Le quart d’heure imparti est déjà écoulé (pas le temps de jongler ou de manipuler des cigarettes) alors je décide de conclure avec un final humoristique cohérent, en l’occurrence l’envol à la Harry Potter sur un balai emprunté (méthode Andrew MAYNE) et rapide salut. Pendant que je range à vitesse grand V en essayant de n’oublier aucun accessoire, les discussions vont bon train et on diligente même sur les lieux un fenwick pour tenter de récupérer la carte, heureusement sans résultat. Enfin, ils s’avouent vaincus et suggèrent que la carte, qualifiée de ‘souvenir porte-bonheur’ restera toujours là. C’était mon but : laisser une trace indélébile du spectacle (mais pas forcément de moi, ce qui est différent).
Avant de prendre congé, on m’assure que l’on pourra m’organiser une tournée dans la région l’an prochain et l’on me demande expressément de raccourcir mon séjour dans le sud pour revenir un jour plus tôt pour un spectacle en bonne et due forme. Et dire que ces personnes n’avaient pas conscience du mot ‘magie’, il y a seulement deux heures…

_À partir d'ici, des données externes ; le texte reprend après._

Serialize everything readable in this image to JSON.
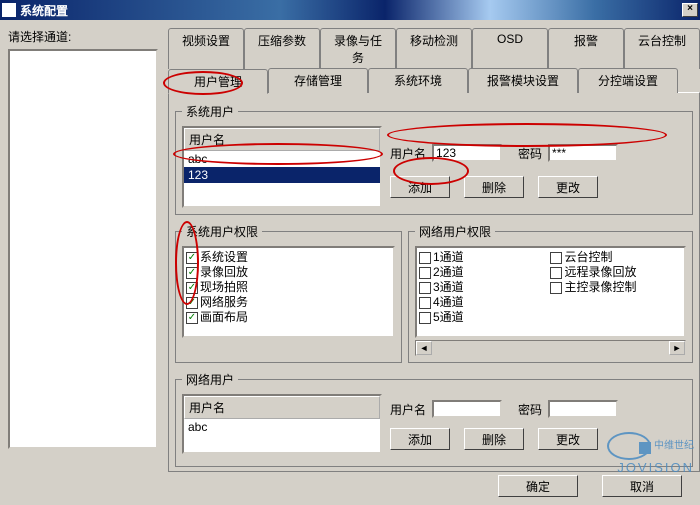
{
  "window": {
    "title": "系统配置",
    "close": "×"
  },
  "left": {
    "label": "请选择通道:"
  },
  "tabs_row1": [
    "视频设置",
    "压缩参数",
    "录像与任务",
    "移动检测",
    "OSD",
    "报警",
    "云台控制"
  ],
  "tabs_row2": [
    "用户管理",
    "存储管理",
    "系统环境",
    "报警模块设置",
    "分控端设置"
  ],
  "active_tab": "用户管理",
  "sys_user": {
    "legend": "系统用户",
    "col_header": "用户名",
    "rows": [
      "abc",
      "123"
    ],
    "selected": 1,
    "user_label": "用户名",
    "user_value": "123",
    "pwd_label": "密码",
    "pwd_value": "***",
    "btn_add": "添加",
    "btn_del": "删除",
    "btn_mod": "更改"
  },
  "sys_perm": {
    "legend": "系统用户权限",
    "items": [
      {
        "label": "系统设置",
        "checked": true
      },
      {
        "label": "录像回放",
        "checked": true
      },
      {
        "label": "现场拍照",
        "checked": true
      },
      {
        "label": "网络服务",
        "checked": true
      },
      {
        "label": "画面布局",
        "checked": true
      }
    ]
  },
  "net_perm": {
    "legend": "网络用户权限",
    "col1": [
      {
        "label": "1通道",
        "checked": false
      },
      {
        "label": "2通道",
        "checked": false
      },
      {
        "label": "3通道",
        "checked": false
      },
      {
        "label": "4通道",
        "checked": false
      },
      {
        "label": "5通道",
        "checked": false
      }
    ],
    "col2": [
      {
        "label": "云台控制",
        "checked": false
      },
      {
        "label": "远程录像回放",
        "checked": false
      },
      {
        "label": "主控录像控制",
        "checked": false
      }
    ]
  },
  "net_user": {
    "legend": "网络用户",
    "col_header": "用户名",
    "rows": [
      "abc"
    ],
    "user_label": "用户名",
    "user_value": "",
    "pwd_label": "密码",
    "pwd_value": "",
    "btn_add": "添加",
    "btn_del": "删除",
    "btn_mod": "更改"
  },
  "footer": {
    "ok": "确定",
    "cancel": "取消"
  },
  "watermark": {
    "cn": "中维世纪",
    "en": "JOVISION"
  }
}
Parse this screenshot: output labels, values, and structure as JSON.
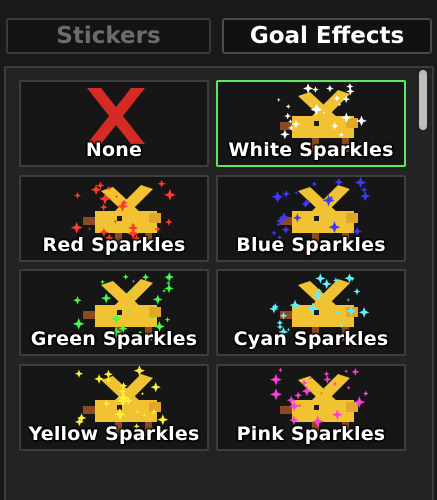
{
  "tabs": {
    "stickers": "Stickers",
    "goal_effects": "Goal Effects"
  },
  "effects": [
    {
      "label": "None",
      "color": "#d62b24",
      "selected": false,
      "icon": "red-x-icon"
    },
    {
      "label": "White Sparkles",
      "color": "#ffffff",
      "selected": true,
      "icon": "goal-creature-icon"
    },
    {
      "label": "Red Sparkles",
      "color": "#ff3a2a",
      "selected": false,
      "icon": "goal-creature-icon"
    },
    {
      "label": "Blue Sparkles",
      "color": "#3a3aff",
      "selected": false,
      "icon": "goal-creature-icon"
    },
    {
      "label": "Green Sparkles",
      "color": "#3dff4a",
      "selected": false,
      "icon": "goal-creature-icon"
    },
    {
      "label": "Cyan Sparkles",
      "color": "#5ef2ff",
      "selected": false,
      "icon": "goal-creature-icon"
    },
    {
      "label": "Yellow Sparkles",
      "color": "#fff23a",
      "selected": false,
      "icon": "goal-creature-icon"
    },
    {
      "label": "Pink Sparkles",
      "color": "#ff3adf",
      "selected": false,
      "icon": "goal-creature-icon"
    }
  ],
  "colors": {
    "selected_border": "#5ee65e",
    "creature_yellow": "#f1c232",
    "creature_brown": "#8b4a22"
  }
}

Le lendemain nous prenons le train vers la pointe sud de l’île où une famille franco taïwanaise nous attend. Dans la semaine, il y aura 4 spectacles dont 3 le dernier jour (et encore, j’ai préféré en refuser un supplémentaire le matin car je connais mes limites physiques). Au cours de mon court séjour, j’ai essayé de comprendre un peu mieux cette île.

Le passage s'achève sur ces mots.